Final answer:
To find the current price of the GTF Corporation bond with a 5 percent coupon rate and market interest rate of 6 percent, calculate the present value of the ongoing coupon payments and the par value at maturity, then sum these amounts. Because the market interest rate is higher than the coupon rate, the bond will be traded at a discount.
Step-by-step explanation:
To determine the current price of a GTF Corporation bond with a 5 percent coupon rate, 10 years left to maturity, and a market interest rate of 6 percent, we need to calculate the present value of the bond's future cash flows. The bond's cash flows consist of annual interest payments of 5 percent of the $1,000 par value (which is $50 per year) for 10 years, plus a final payment of the $1,000 par value at maturity.

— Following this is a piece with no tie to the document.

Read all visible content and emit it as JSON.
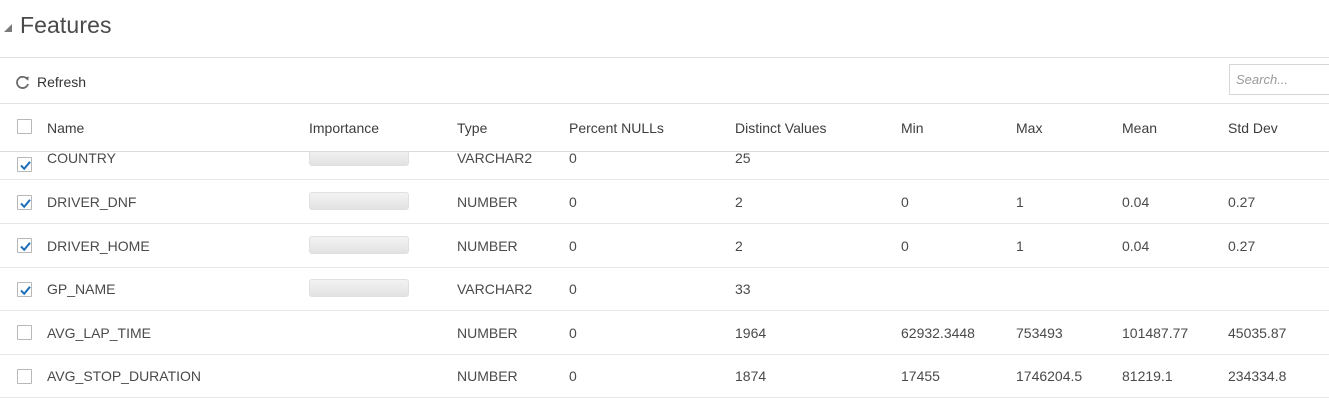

The present value of these cash flows can be calculated using the formula for the present value of an annuity (for the interest payments) and the present value of a single sum (for the final par value payment). The formula takes into consideration the current market interest rate, which is 6 percent in this case. Since the market rate is higher than the coupon rate, the bond will be priced at a discount.
To calculate the present value of the annual interest payments (an annuity), we use the present value annuity formula, and for the final par value payment, we use the present value of a single sum formula:
- Present Value of Annuity (PVA) = Pmt × [(1 - (1 + r)^-n) / r]
- Present Value of Single Sum (PVSS) = FV / (1 + r)^n
Where Pmt is the annual payment ($50), r is the market interest rate (6% or 0.06), n is the number of years until maturity (10), and FV is the future value or par value ($1,000).
After calculating both the PVA and the PVSS, we sum them up to get the current bond price:
PVA = $50 × [(1 - (1 + 0.06)^-10) / 0.06]
PVSS = $1,000 / (1 + 0.06)^10
The final step is to add the present value of the annuity to the present value of the single sum to find the current bond price.